The vast majority of the city-state's new infections are in sprawling dormitory complexes housing foreign workers, many of whom are labourers from South Asia.

To reduce the risk of infection in crowded dorms, many migrant workers have been moved to other sites including military barracks and vacant apartment blocks.

- Australia curbs may lift soon -

Australia will consider early easing of coronavirus restrictions next week, as the number of local cases dwindled and the economic impact of the crisis fell into painful relief.

Authorities have detected almost 7,000 COVID-19 infections, but new daily cases are now close to single figures and some parts of the country have not seen a case in more than a week.

- Hong Kong police on alert for democracy rallies -

Riot police fanned out across Hong Kong after democracy activists threatened to defy a ban on gatherings because of the pandemic -- but the streets remained largely calm.
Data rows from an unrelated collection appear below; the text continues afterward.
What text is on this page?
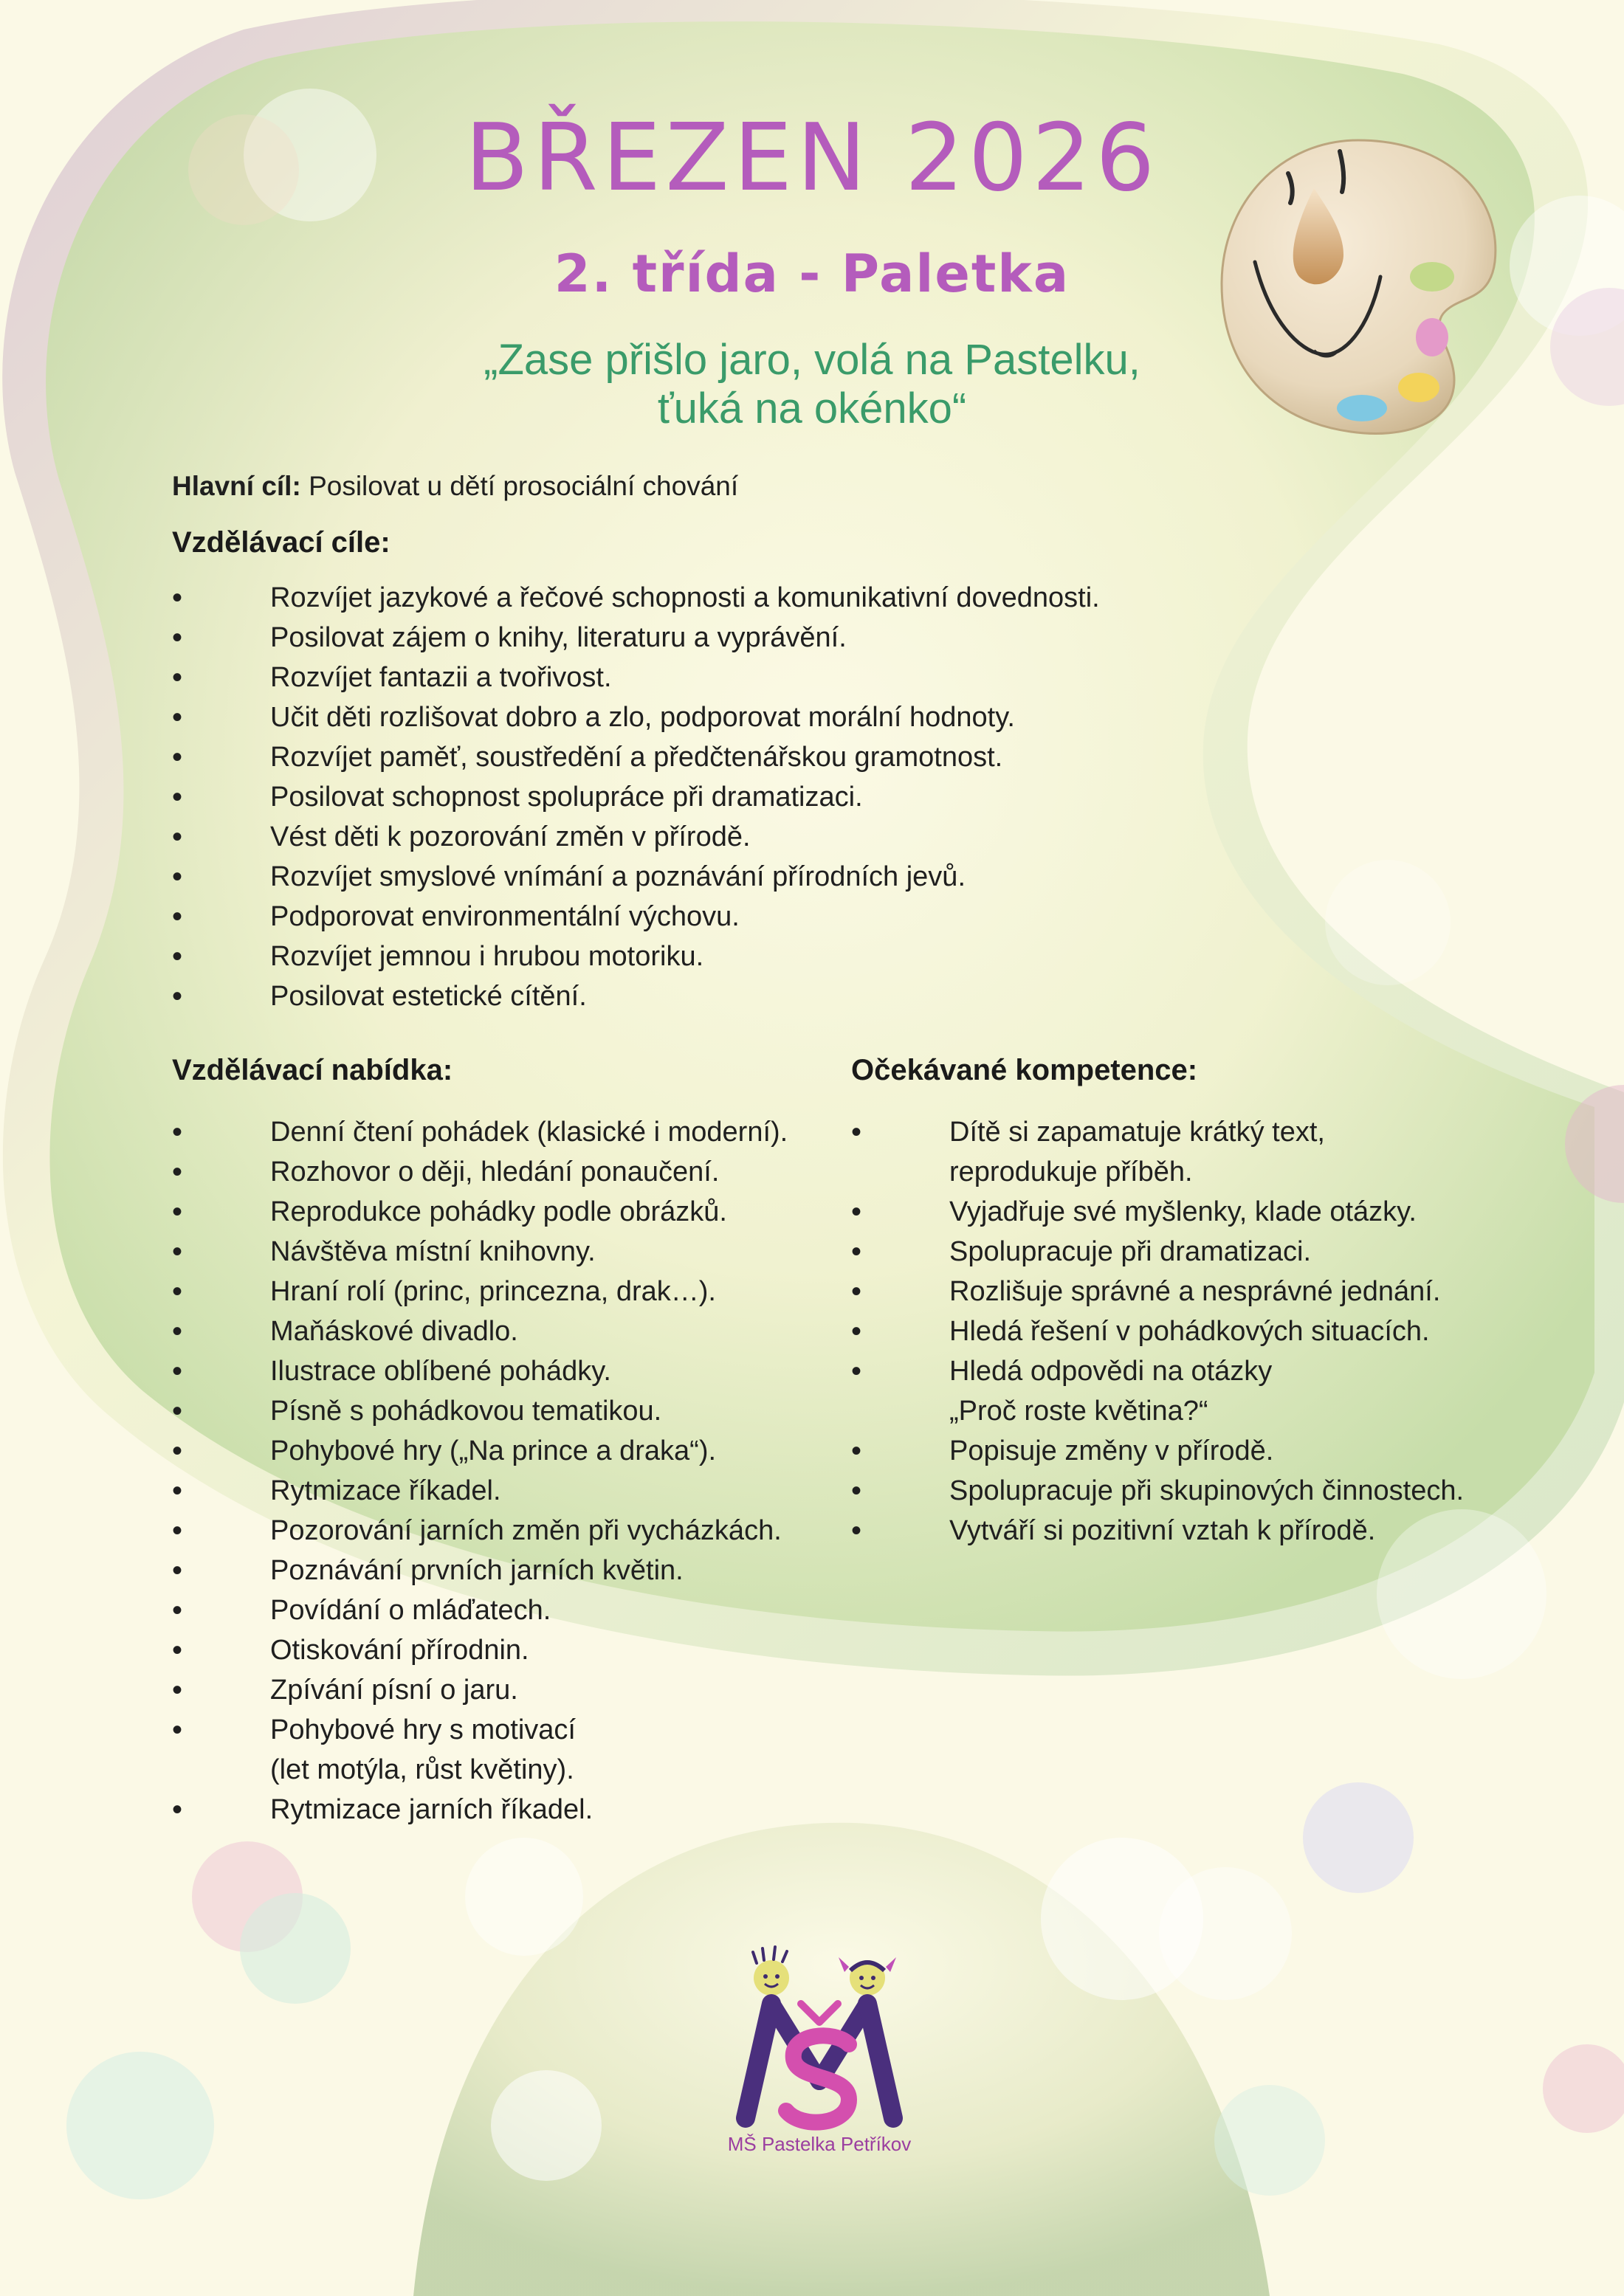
BŘEZEN 2026
2. třída - Paletka
„Zase přišlo jaro, volá na Pastelku,
ťuká na okénko“
Hlavní cíl: Posilovat u dětí prosociální chování
Vzdělávací cíle:
• Rozvíjet jazykové a řečové schopnosti a komunikativní dovednosti.
• Posilovat zájem o knihy, literaturu a vyprávění.
• Rozvíjet fantazii a tvořivost.
• Učit děti rozlišovat dobro a zlo, podporovat morální hodnoty.
• Rozvíjet paměť, soustředění a předčtenářskou gramotnost.
• Posilovat schopnost spolupráce při dramatizaci.
• Vést děti k pozorování změn v přírodě.
• Rozvíjet smyslové vnímání a poznávání přírodních jevů.
• Podporovat environmentální výchovu.
• Rozvíjet jemnou i hrubou motoriku.
• Posilovat estetické cítění.
Vzdělávací nabídka:
• Denní čtení pohádek (klasické i moderní).
• Rozhovor o ději, hledání ponaučení.
• Reprodukce pohádky podle obrázků.
• Návštěva místní knihovny.
• Hraní rolí (princ, princezna, drak…).
• Maňáskové divadlo.
• Ilustrace oblíbené pohádky.
• Písně s pohádkovou tematikou.
• Pohybové hry („Na prince a draka“).
• Rytmizace říkadel.
• Pozorování jarních změn při vycházkách.
• Poznávání prvních jarních květin.
• Povídání o mláďatech.
• Otiskování přírodnin.
• Zpívání písní o jaru.
• Pohybové hry s motivací
(let motýla, růst květiny).
• Rytmizace jarních říkadel.
Očekávané kompetence:
• Dítě si zapamatuje krátký text,
reprodukuje příběh.
• Vyjadřuje své myšlenky, klade otázky.
• Spolupracuje při dramatizaci.
• Rozlišuje správné a nesprávné jednání.
• Hledá řešení v pohádkových situacích.
• Hledá odpovědi na otázky
„Proč roste květina?“
• Popisuje změny v přírodě.
• Spolupracuje při skupinových činnostech.
• Vytváří si pozitivní vztah k přírodě.
MŠ Pastelka Petříkov
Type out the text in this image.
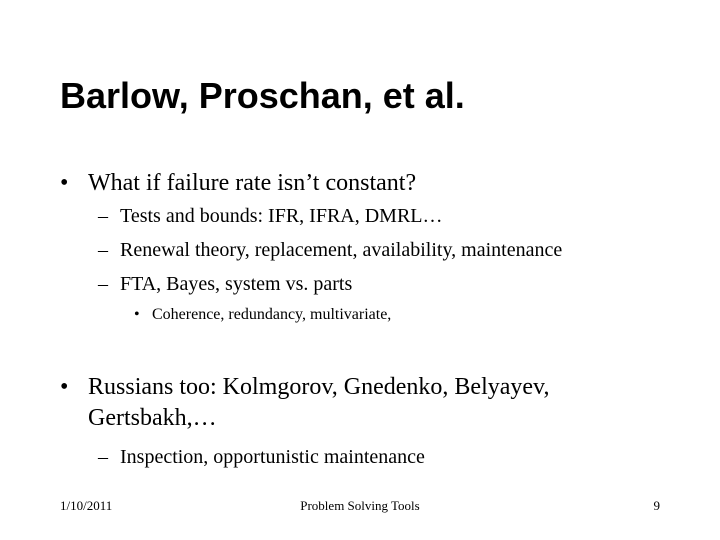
Barlow, Proschan, et al.
• What if failure rate isn’t constant?
– Tests and bounds: IFR, IFRA, DMRL…
– Renewal theory, replacement, availability, maintenance
– FTA, Bayes, system vs. parts
• Coherence, redundancy, multivariate,
• Russians too: Kolmgorov, Gnedenko, Belyayev,
Gertsbakh,…
– Inspection, opportunistic maintenance
1/10/2011	Problem Solving Tools	9
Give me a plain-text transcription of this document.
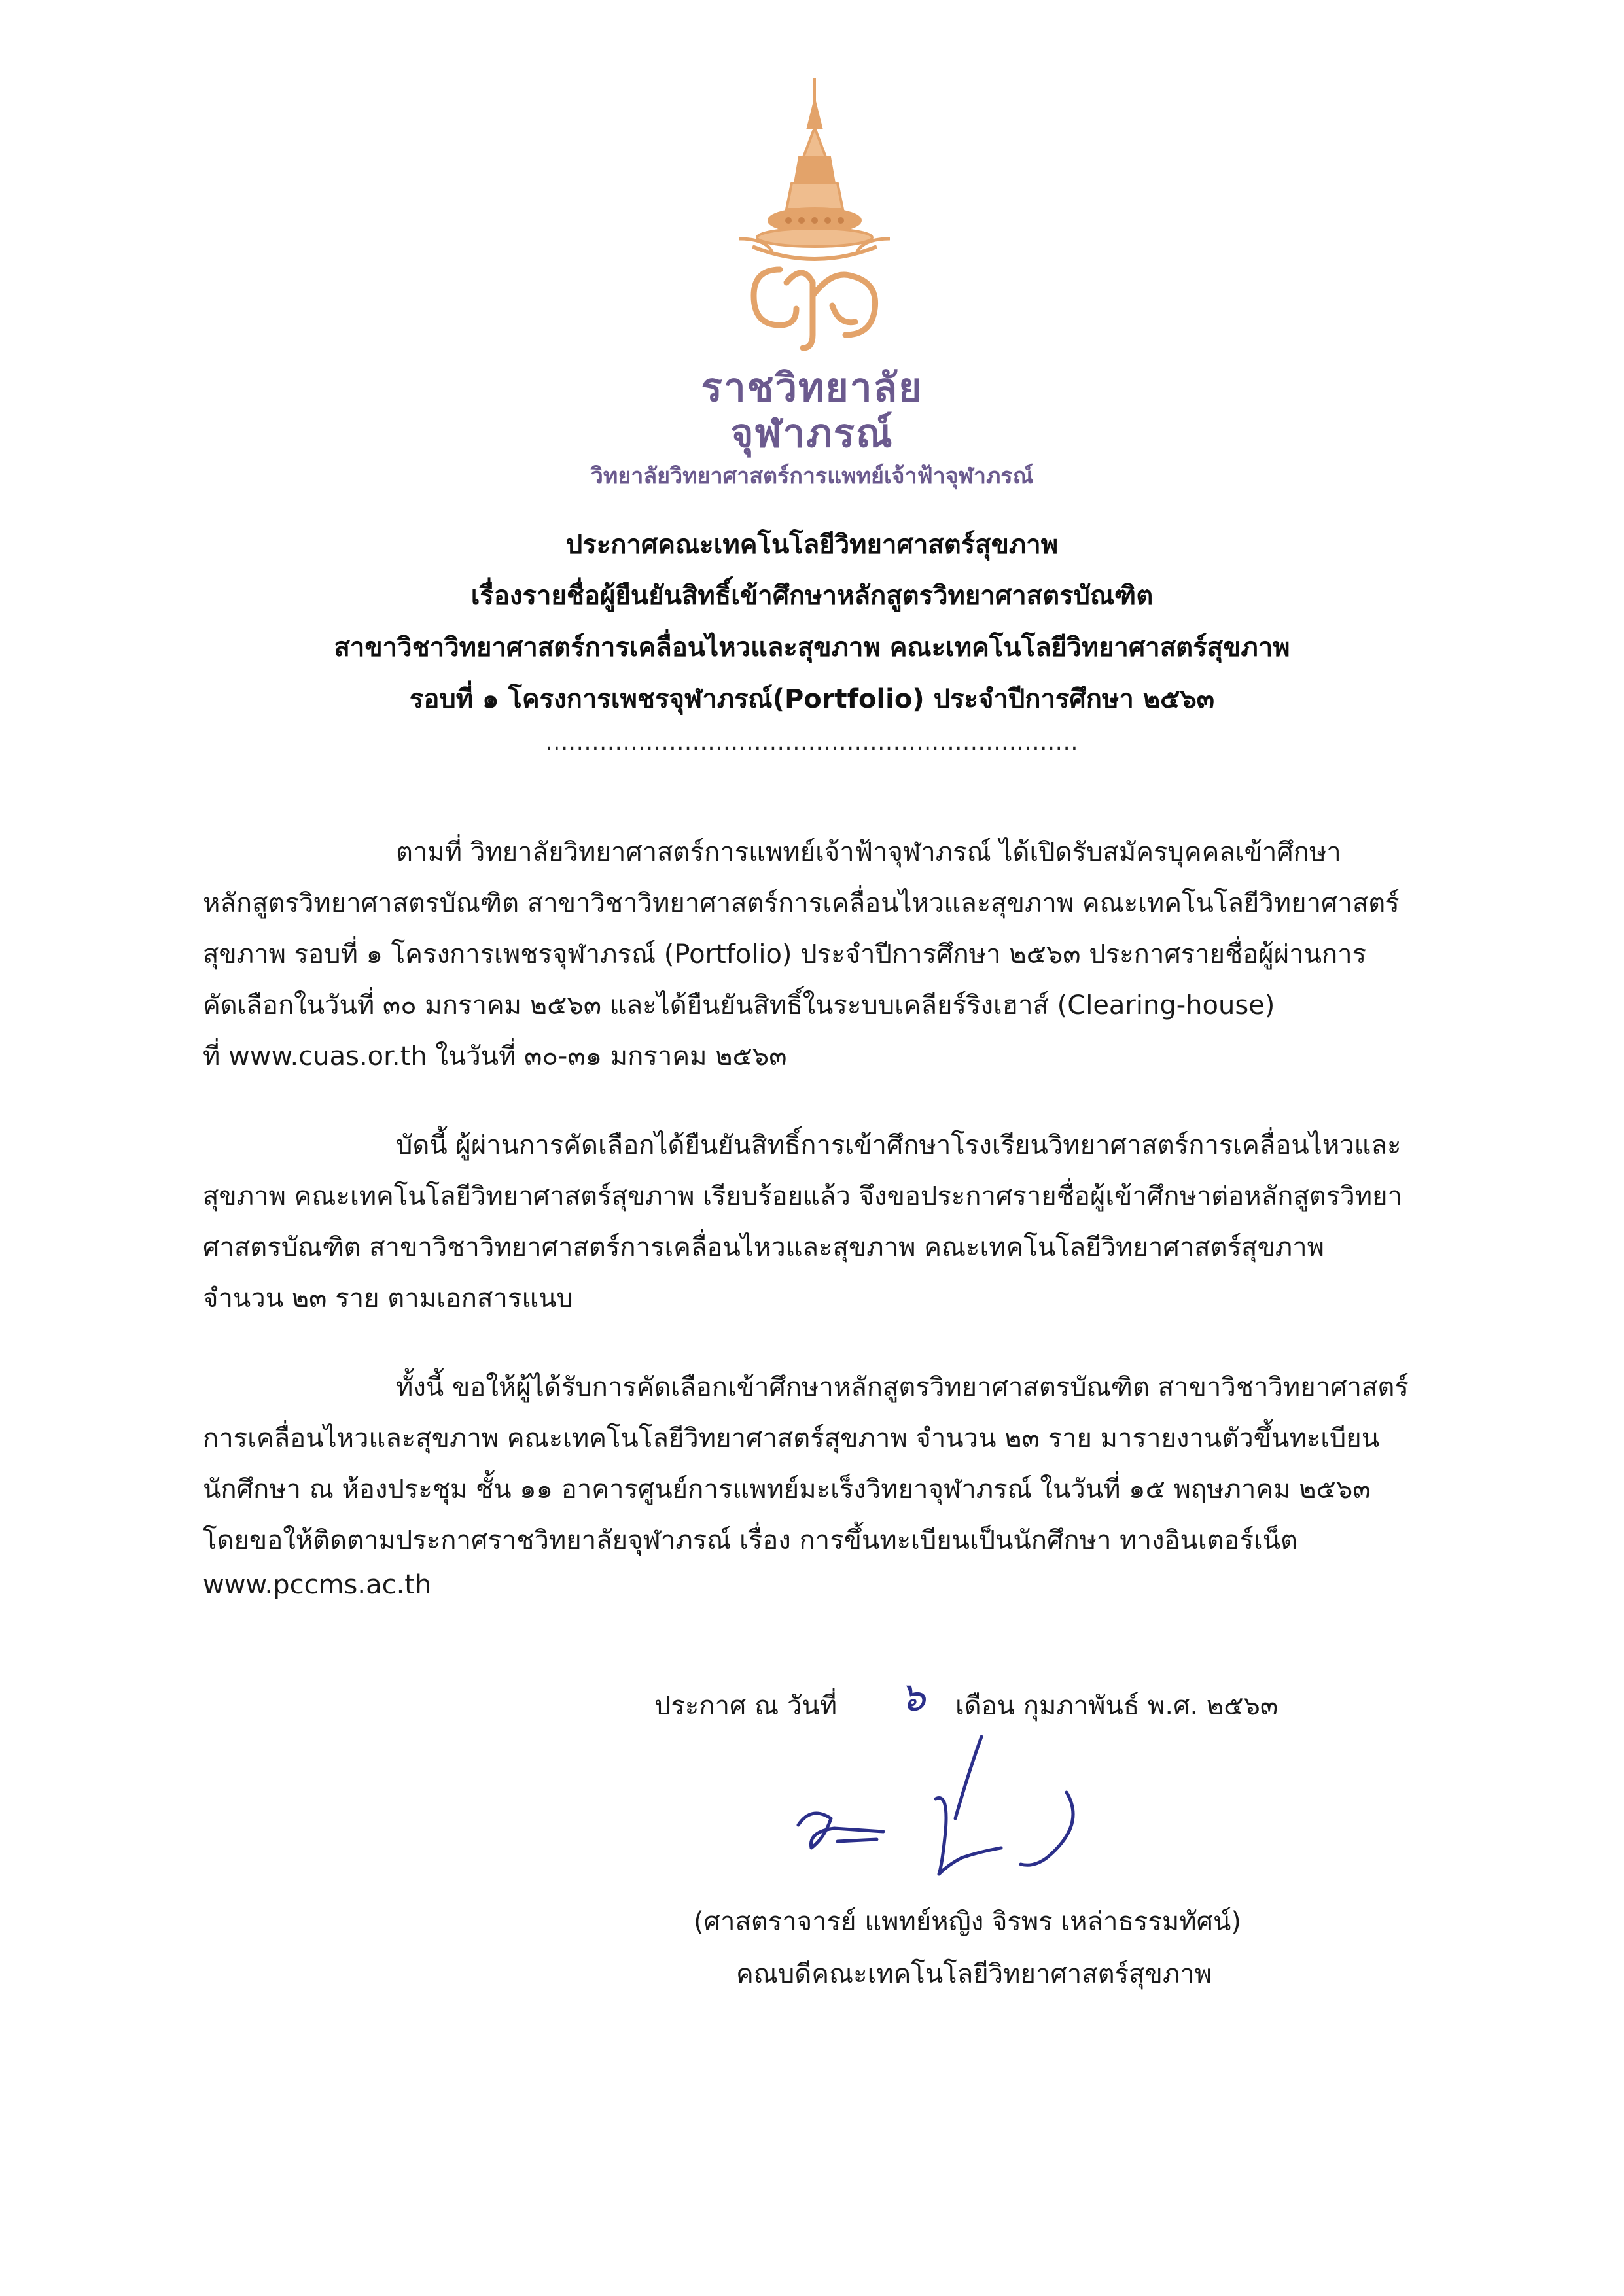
ราชวิทยาลัย
จุฬาภรณ์
วิทยาลัยวิทยาศาสตร์การแพทย์เจ้าฟ้าจุฬาภรณ์
ประกาศคณะเทคโนโลยีวิทยาศาสตร์สุขภาพ
เรื่องรายชื่อผู้ยืนยันสิทธิ์เข้าศึกษาหลักสูตรวิทยาศาสตรบัณฑิต
สาขาวิชาวิทยาศาสตร์การเคลื่อนไหวและสุขภาพ คณะเทคโนโลยีวิทยาศาสตร์สุขภาพ
รอบที่ ๑ โครงการเพชรจุฬาภรณ์(Portfolio) ประจำปีการศึกษา ๒๕๖๓
.....................................................................
ตามที่ วิทยาลัยวิทยาศาสตร์การแพทย์เจ้าฟ้าจุฬาภรณ์ ได้เปิดรับสมัครบุคคลเข้าศึกษา
หลักสูตรวิทยาศาสตรบัณฑิต สาขาวิชาวิทยาศาสตร์การเคลื่อนไหวและสุขภาพ คณะเทคโนโลยีวิทยาศาสตร์
สุขภาพ รอบที่ ๑ โครงการเพชรจุฬาภรณ์ (Portfolio) ประจำปีการศึกษา ๒๕๖๓ ประกาศรายชื่อผู้ผ่านการ
คัดเลือกในวันที่ ๓๐ มกราคม ๒๕๖๓ และได้ยืนยันสิทธิ์ในระบบเคลียร์ริงเฮาส์ (Clearing-house)
ที่ www.cuas.or.th ในวันที่ ๓๐-๓๑ มกราคม ๒๕๖๓
บัดนี้ ผู้ผ่านการคัดเลือกได้ยืนยันสิทธิ์การเข้าศึกษาโรงเรียนวิทยาศาสตร์การเคลื่อนไหวและ
สุขภาพ คณะเทคโนโลยีวิทยาศาสตร์สุขภาพ เรียบร้อยแล้ว จึงขอประกาศรายชื่อผู้เข้าศึกษาต่อหลักสูตรวิทยา
ศาสตรบัณฑิต สาขาวิชาวิทยาศาสตร์การเคลื่อนไหวและสุขภาพ คณะเทคโนโลยีวิทยาศาสตร์สุขภาพ
จำนวน ๒๓ ราย ตามเอกสารแนบ
ทั้งนี้ ขอให้ผู้ได้รับการคัดเลือกเข้าศึกษาหลักสูตรวิทยาศาสตรบัณฑิต สาขาวิชาวิทยาศาสตร์
การเคลื่อนไหวและสุขภาพ คณะเทคโนโลยีวิทยาศาสตร์สุขภาพ จำนวน ๒๓ ราย มารายงานตัวขึ้นทะเบียน
นักศึกษา ณ ห้องประชุม ชั้น ๑๑ อาคารศูนย์การแพทย์มะเร็งวิทยาจุฬาภรณ์ ในวันที่ ๑๕ พฤษภาคม ๒๕๖๓
โดยขอให้ติดตามประกาศราชวิทยาลัยจุฬาภรณ์ เรื่อง การขึ้นทะเบียนเป็นนักศึกษา ทางอินเตอร์เน็ต
www.pccms.ac.th
ประกาศ ณ วันที่ ๖ เดือน กุมภาพันธ์ พ.ศ. ๒๕๖๓
(ศาสตราจารย์ แพทย์หญิง จิรพร เหล่าธรรมทัศน์)
คณบดีคณะเทคโนโลยีวิทยาศาสตร์สุขภาพ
The semi-autonomous financial hub was upended by seven months of violent protests last year, hammering its reputation for stability and leaving the city deeply divided.

While the threat of protests largely failed to materialise, hundreds gathered in small groups at a shopping mall in the town of Shatin, chanting slogans and holding protest flags.

Riot police soon rushed into the mall and used pepper spray to disperse the crowd.

- Japan aquarium asks public to phone eels -

A Tokyo aquarium closed during the coronavirus outbreak is asking people to make video calls to their eels so the sensitive creatures remember humans exist and don't pose a threat.

The Sumida Aquarium has been closed since the start of March and its animals have become used to a largely human-free environment during the two-month calm.

But the aquarium said the "unprecedented situation" was having some unexpected downsides.